It's hard to put your finger on what exactly it is about New Orleans that makes it so irresistible. From its looming voodoo mystique, hypnotic sounds of smooth jazz, savory smells of Cajun cuisine and colorful Caribbean flair; the Big Easy is an America City unlike any other. Nestled up against the Mississippi River and elegantly draped in Spanish moss, this sultry French-founded southern city is a hub of food, fun, and festivities that entices nearly 9 million intrigued travelers yearly. Ready to laissez les bons temps rouler (let the good times roll) like a local? Here are five unforgettable experiences that are guaranteed to give you an authentic taste of New Orleans.
Live it up on Bourbon Street.
If you're over 21 and looking for some naughty, nocturnal fun, Bourbon Street's infamous 13-blocks of spectacular sin will probably be your first stop. This historic street, which was established in 1718 and named after France's ruling family of the time, is now known for its public intoxication, flashing lights, and trance-like vibe. Undoubtedly one of New Orlean's most iconic attractions, this chaotic corner of the city is packed to the brim with bars, shops, street performers, live music, adult entertainment and more. Thanks to New Orlean's insatiable thirst for Sazerac and unique open container law, Bourbon Street is essentially a never-ending block party where there is always something to see, do, and of course; drink. Even if you're not the partying type, be sure to take a stroll down Bourbon Street during daylight hours and take advantage of the wildly entertaining people watching opportunity.
Take Swamp Tour.
One of New Orlean's most charming characteristics is its unique location. The city itself sits below sea level in a partially peninsular area; meaning rivers, lakes, and marshlands almost wholly encompass it. More than just a novel geographical feature, these wetlands hold a cultural significance that is as deeply-rooted as its classic cypress trees and contains the mysterious allure of Louisiana's Cajun culture. Are you feeling bold enough to brave the bayou? If so, several companies provide memorable tours of these ancient waterways; so you can glide through gator country and enjoy one of America's most unusual ecosystems.
Enjoy a Taste of History at Cafe Du Monde.
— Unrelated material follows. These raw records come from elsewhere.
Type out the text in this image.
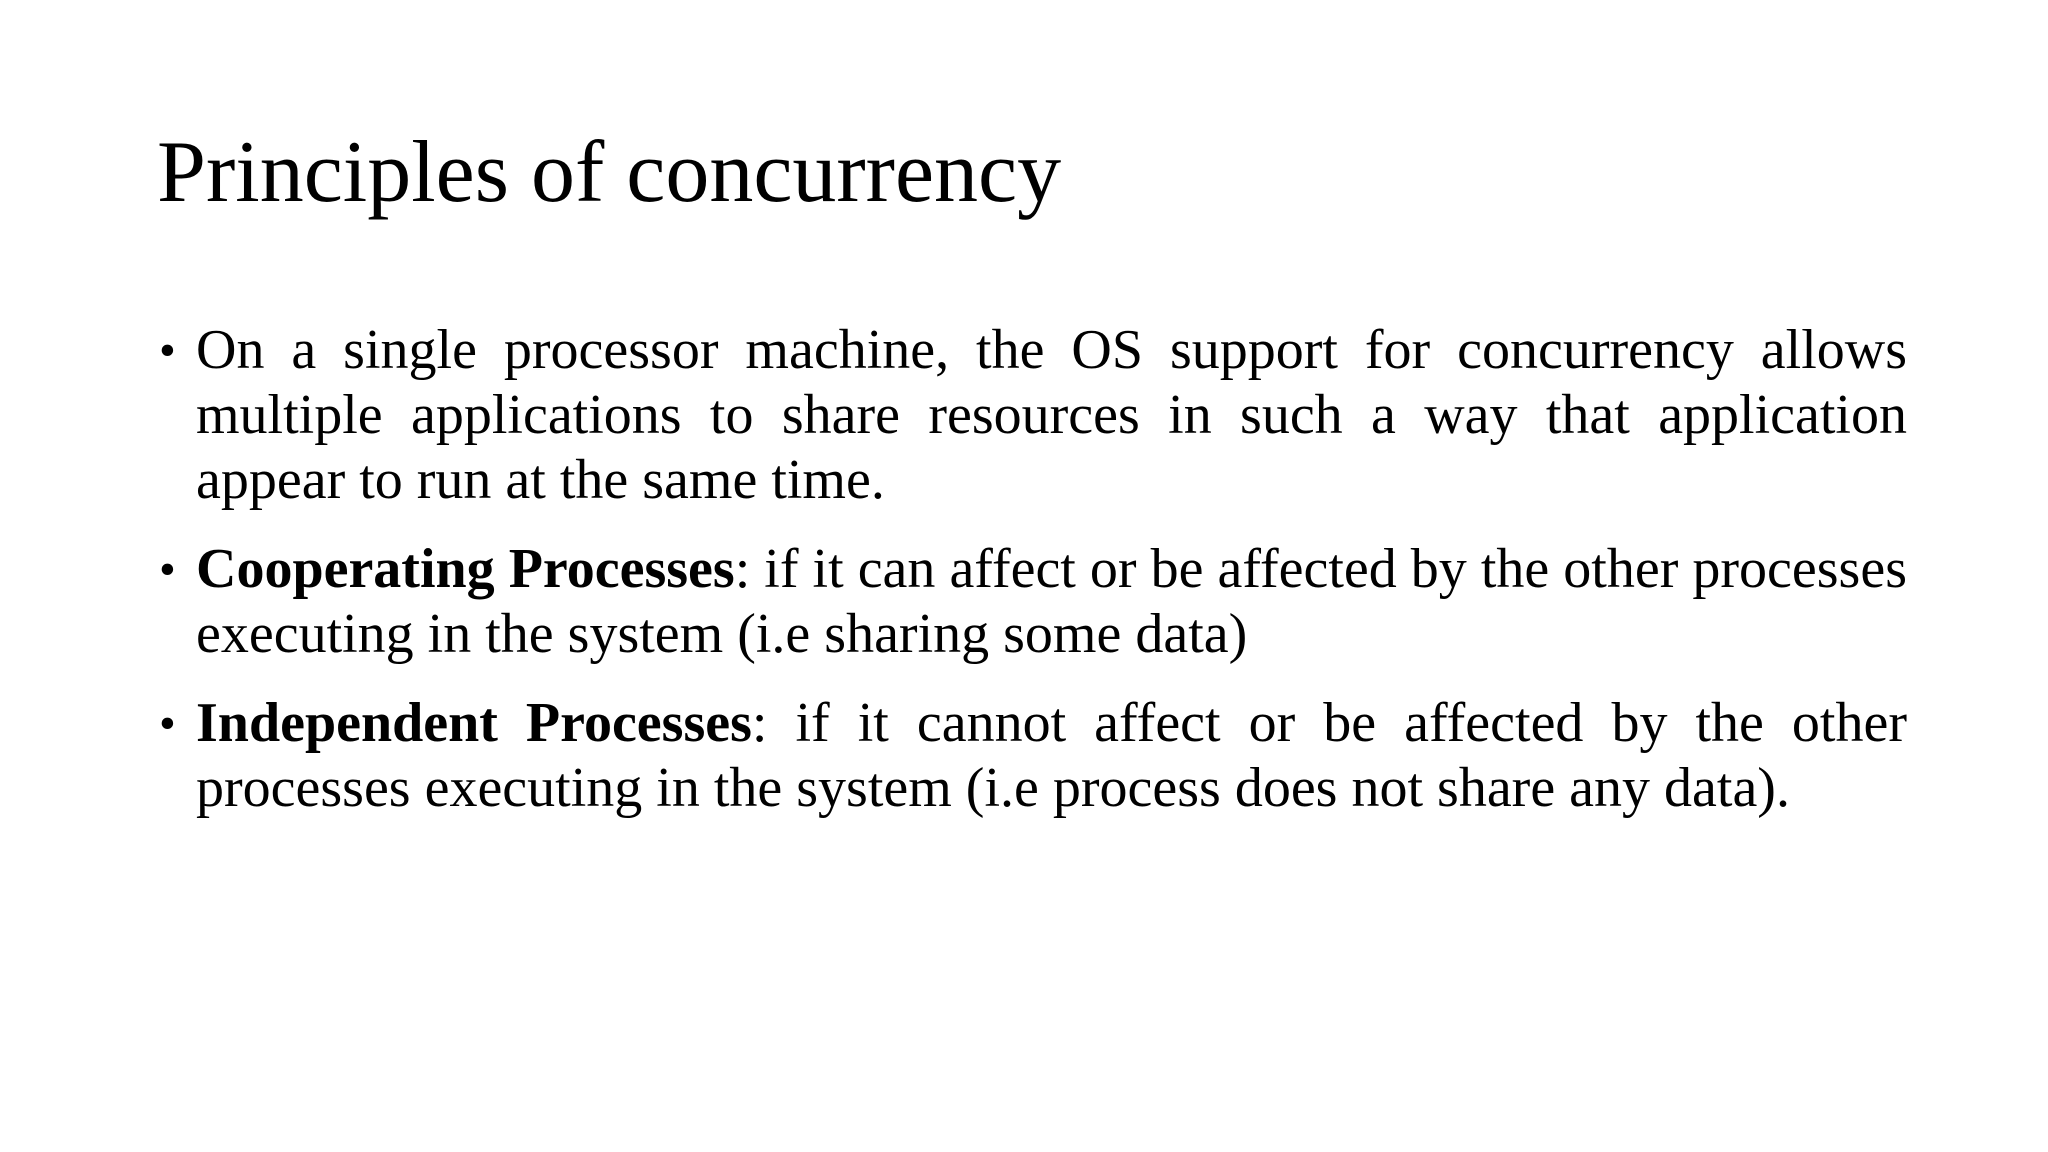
Principles of concurrency
• On a single processor machine, the OS support for concurrency allows multiple applications to share resources in such a way that application appear to run at the same time.
• Cooperating Processes: if it can affect or be affected by the other processes executing in the system (i.e sharing some data)
• Independent Processes: if it cannot affect or be affected by the other processes executing in the system (i.e process does not share any data).
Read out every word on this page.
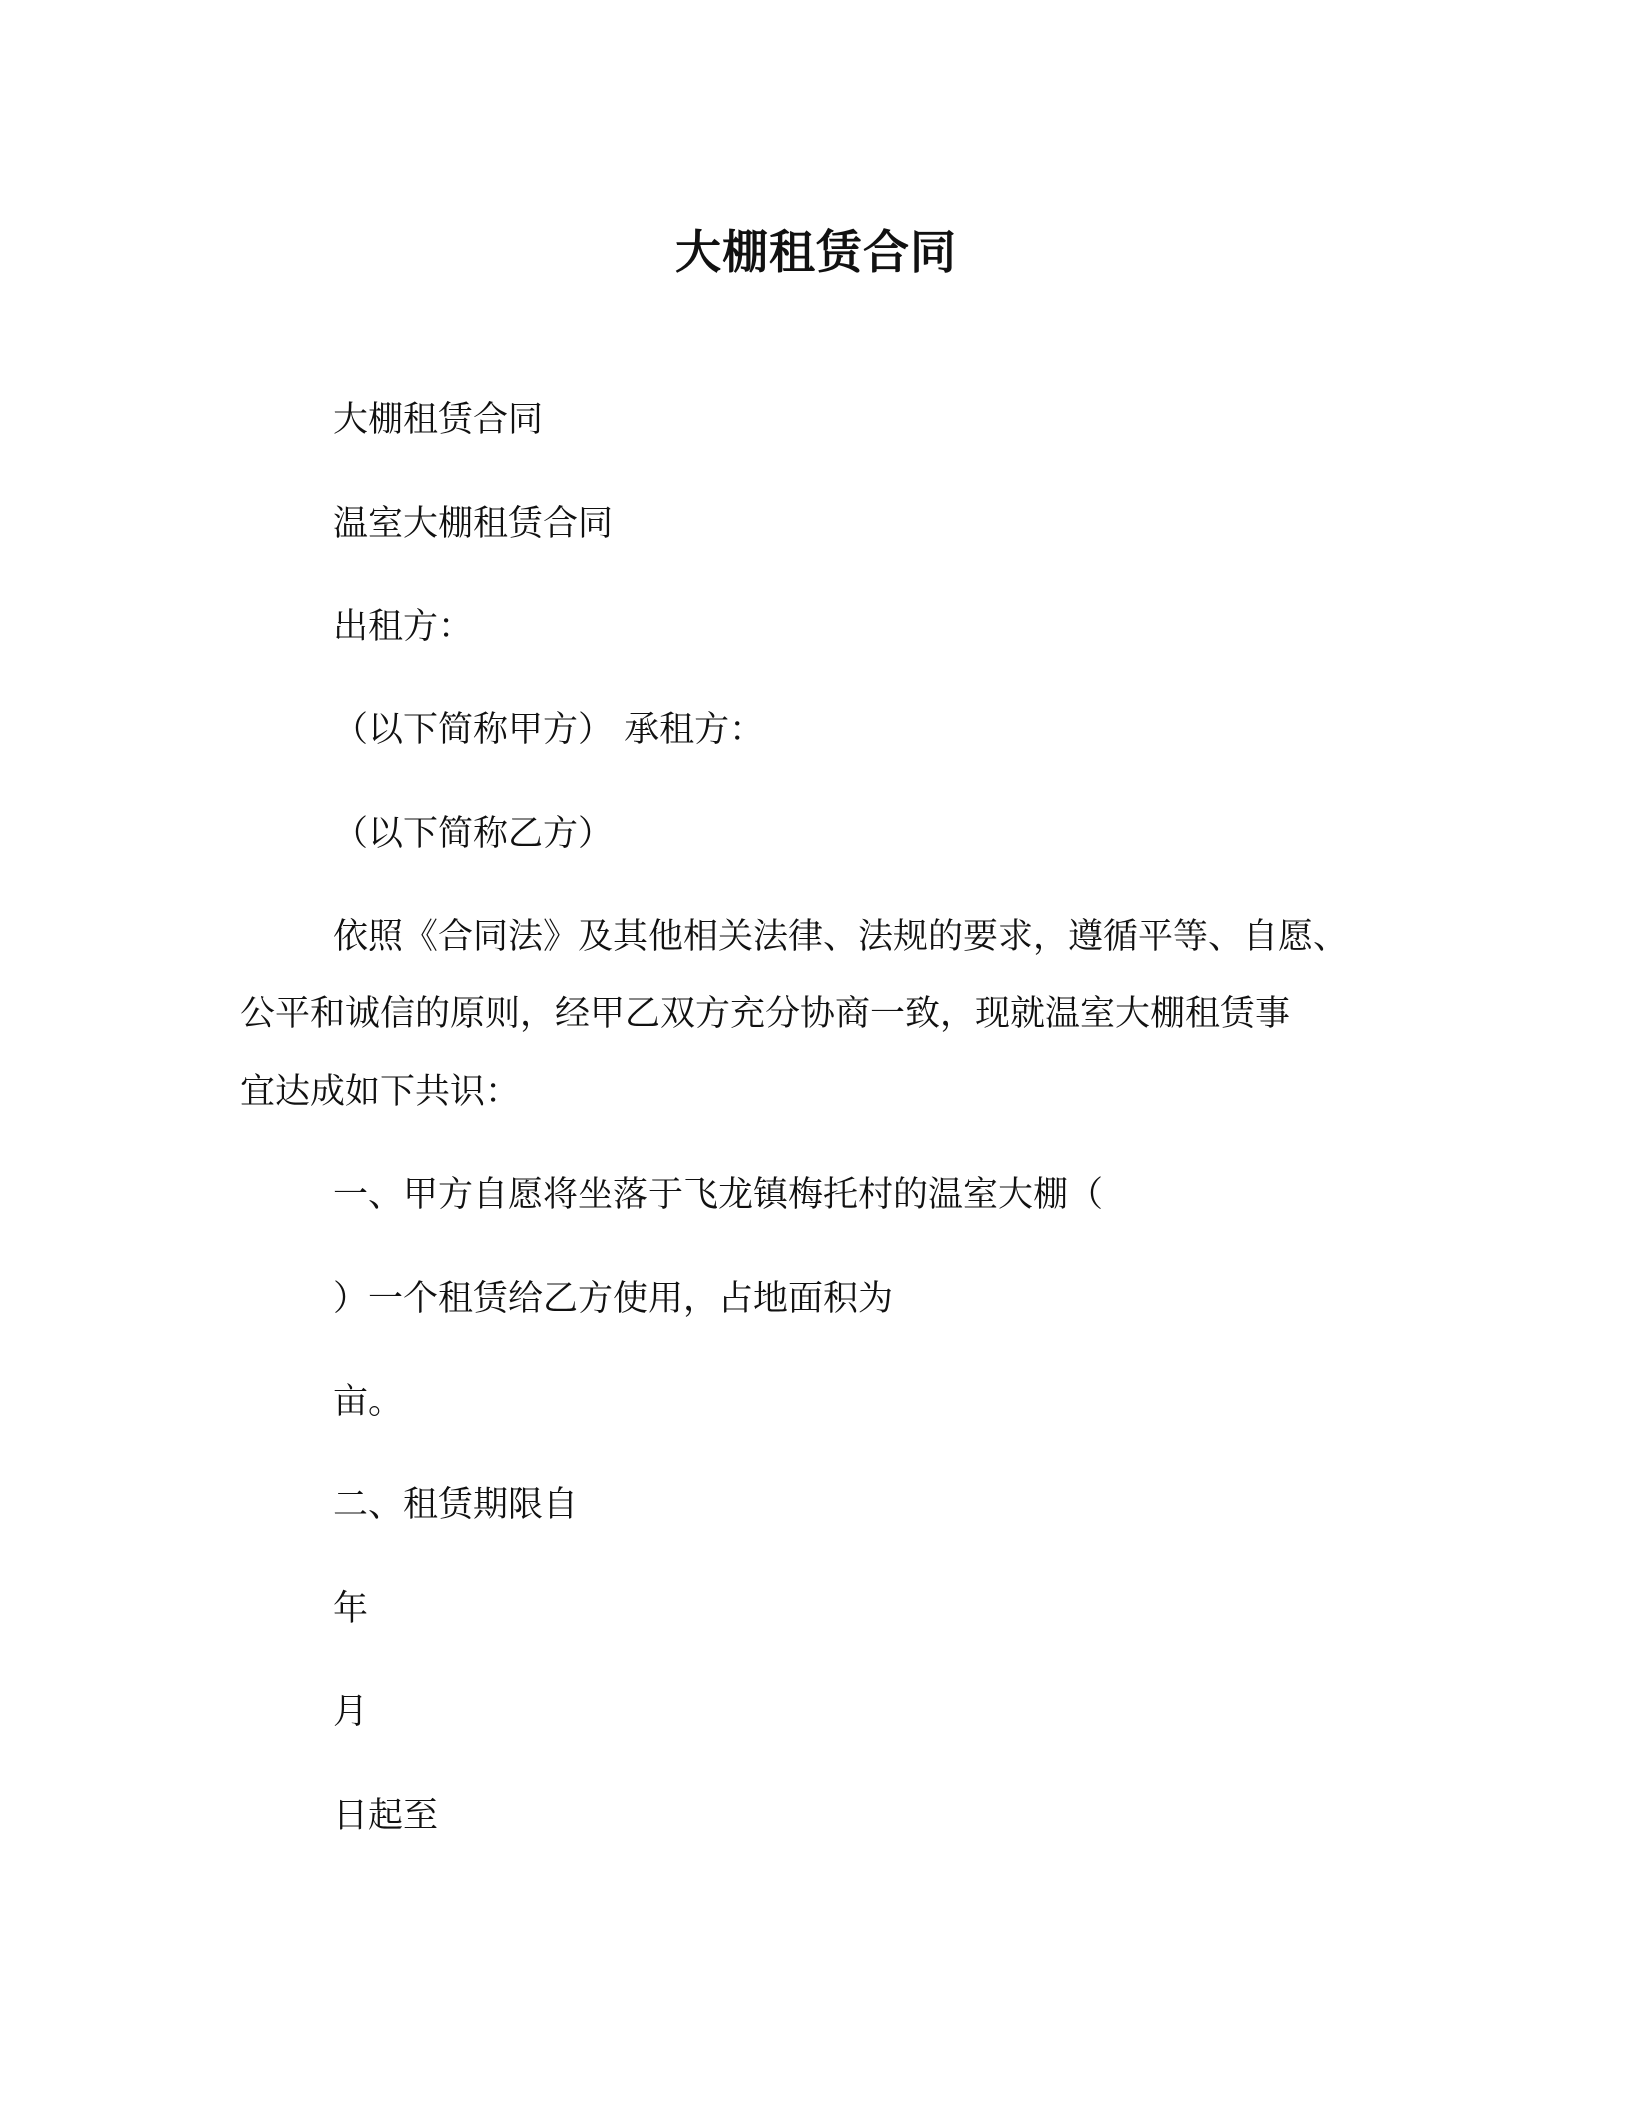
大棚租赁合同
大棚租赁合同
温室大棚租赁合同
出租方：
（以下简称甲方） 承租方：
（以下简称乙方）
依照《合同法》及其他相关法律、法规的要求，遵循平等、自愿、
公平和诚信的原则，经甲乙双方充分协商一致，现就温室大棚租赁事
宜达成如下共识：
一、甲方自愿将坐落于飞龙镇梅托村的温室大棚（
）一个租赁给乙方使用，占地面积为
亩。
二、租赁期限自
年
月
日起至
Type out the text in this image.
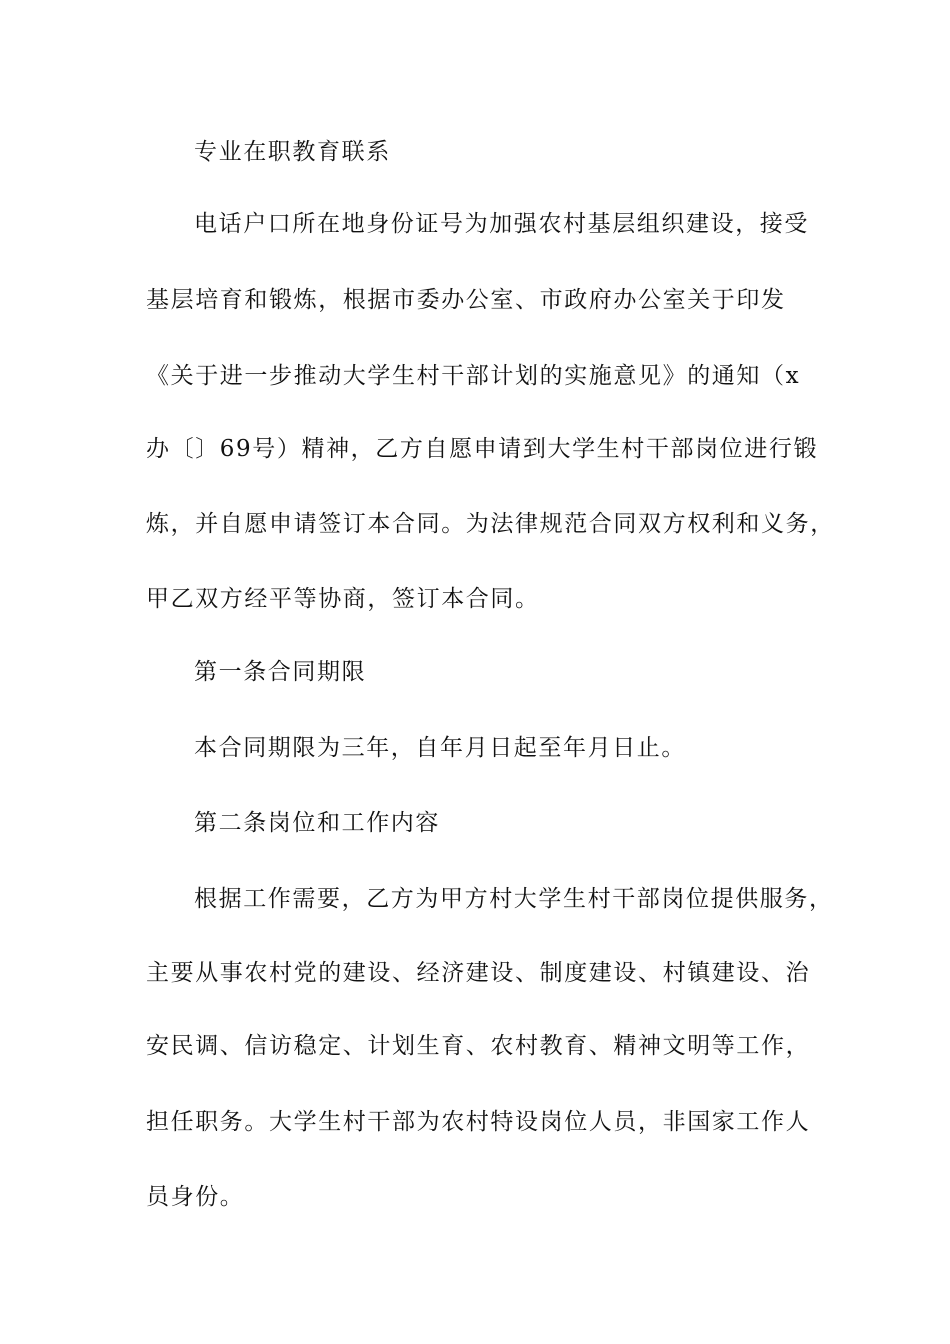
专业在职教育联系
电话户口所在地身份证号为加强农村基层组织建设，接受
基层培育和锻炼，根据市委办公室、市政府办公室关于印发
《关于进一步推动大学生村干部计划的实施意见》的通知（x
办〔〕69号）精神，乙方自愿申请到大学生村干部岗位进行锻
炼，并自愿申请签订本合同。为法律规范合同双方权利和义务，
甲乙双方经平等协商，签订本合同。
第一条合同期限
本合同期限为三年，自年月日起至年月日止。
第二条岗位和工作内容
根据工作需要，乙方为甲方村大学生村干部岗位提供服务，
主要从事农村党的建设、经济建设、制度建设、村镇建设、治
安民调、信访稳定、计划生育、农村教育、精神文明等工作，
担任职务。大学生村干部为农村特设岗位人员，非国家工作人
员身份。
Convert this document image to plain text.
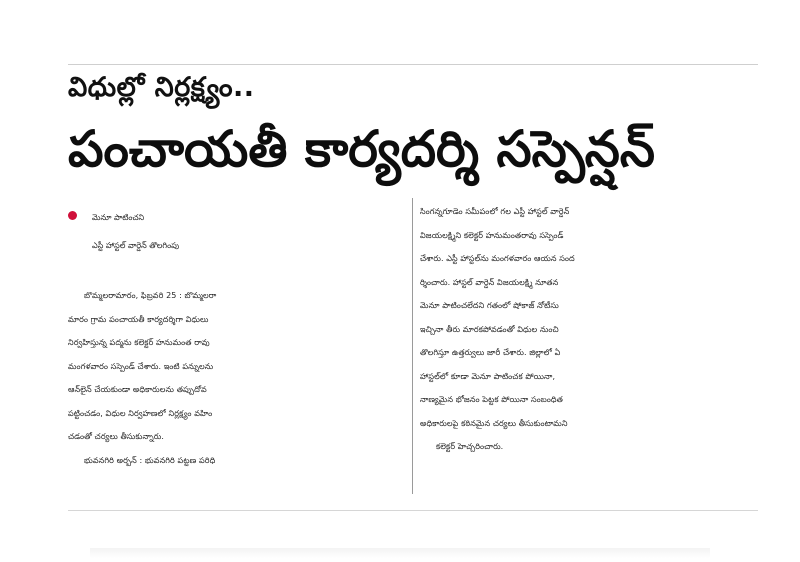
విధుల్లో నిర్లక్ష్యం..
పంచాయతీ కార్యదర్శి సస్పెన్షన్
మెనూ పాటించని
ఎస్టీ హాస్టల్ వార్డెన్ తొలగింపు
బొమ్మలరామారం, ఫిబ్రవరి 25 : బొమ్మలరా
మారం గ్రామ పంచాయతీ కార్యదర్శిగా విధులు
నిర్వహిస్తున్న పద్మను కలెక్టర్ హనుమంత రావు
మంగళవారం సస్పెండ్ చేశారు. ఇంటి పన్నులను
ఆన్‌లైన్ చేయకుండా అధికారులను తప్పుదోవ
పట్టించడం, విధుల నిర్వహణలో నిర్లక్ష్యం వహిం
చడంతో చర్యలు తీసుకున్నారు.
భువనగిరి అర్బన్ : భువనగిరి పట్టణ పరిధి
సింగన్నగూడెం సమీపంలో గల ఎస్టీ హాస్టల్ వార్డెన్
విజయలక్ష్మిని కలెక్టర్ హనుమంతరావు సస్పెండ్
చేశారు. ఎస్టీ హాస్టల్‌ను మంగళవారం ఆయన సంద
ర్శించారు. హాస్టల్ వార్డెన్ విజయలక్ష్మి నూతన
మెనూ పాటించలేదని గతంలో షోకాజ్ నోటీసు
ఇచ్చినా తీరు మారకపోవడంతో విధుల నుంచి
తొలగిస్తూ ఉత్తర్వులు జారీ చేశారు. జిల్లాలో ఏ
హాస్టల్‌లో కూడా మెనూ పాటించక పోయినా,
నాణ్యమైన భోజనం పెట్టక పోయినా సంబంధిత
అధికారులపై కఠినమైన చర్యలు తీసుకుంటామని
కలెక్టర్ హెచ్చరించారు.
Cafe Du Monde isn't your everyday coffee house; it is a New Orleans landmark. Established in 1862, this open-air cafe's menu has hardly changed since the Civil War era and is world famous for its delicious beignets (fried, pillowy, puffs of dough smothered in confection sugar) and cafe au lait with chicory, an endive that adds a regional boldness to the brew. Cafe Du Monde's original location, the bustling French Market, is open 24/7 and almost always has a line of visitors and locals abiding the worthwhile wait to get a taste of this timeless New Orlean's treat. Pro tip: don't wear black, and prepare to get slovenly. Eating a beignet is almost as messy as it is tasty.
Visit the Voodoo Museum.
If you're in the mood for a unique experience of the supernatural variety, be sure to check out the New Orleans Historic Voodoo Museum. Still shrouded in esotericism and intrigue, Voodoo has roots in New Orlean's that are as old as the city itself; dating back to the 1700s. This museum explores the eerie history, folklore, and rituals of this ancient and controversial folk religion that was brought to the city from Haiti during the African diaspora. The New Orleans Historic Voodoo Museum offers museum walkthroughs, cemetery tours, and even products and services that are sure to send chills down your spine.
Pinch Tail and Suck Head at a Crawfish Boil.
New Orleans is undoubtedly home to countless culinary creations, but there is nothing more unmistakably Crescent City than a Cajun crawfish boil. Devotedly considered to be a provincial prodigy, crawfish are freshwater crustaceans that resemble small lobsters that are native to the swampy south-central United States. These tasty invertebrates are boiled alive in a massive pot with garlic, potatoes, corn, sausage and a blend of spices until their shells turn bright red. You might be relieved to know that the famous phrase "pinch tail and suck head" actually has no sexual connotation; it merely explains the proper way to eat a crawfish! Unlike most fine-dining experiences, this delicacy is dumped on a large table to be shared among family and friends and is eaten with your hands; making it a messy, fun and social meal that always brings people together, New Orleans style.
Ready to experience a culture so rich you'll need to spoon? Grab your gris-gris and get ready to get jazzed up in New Orleans.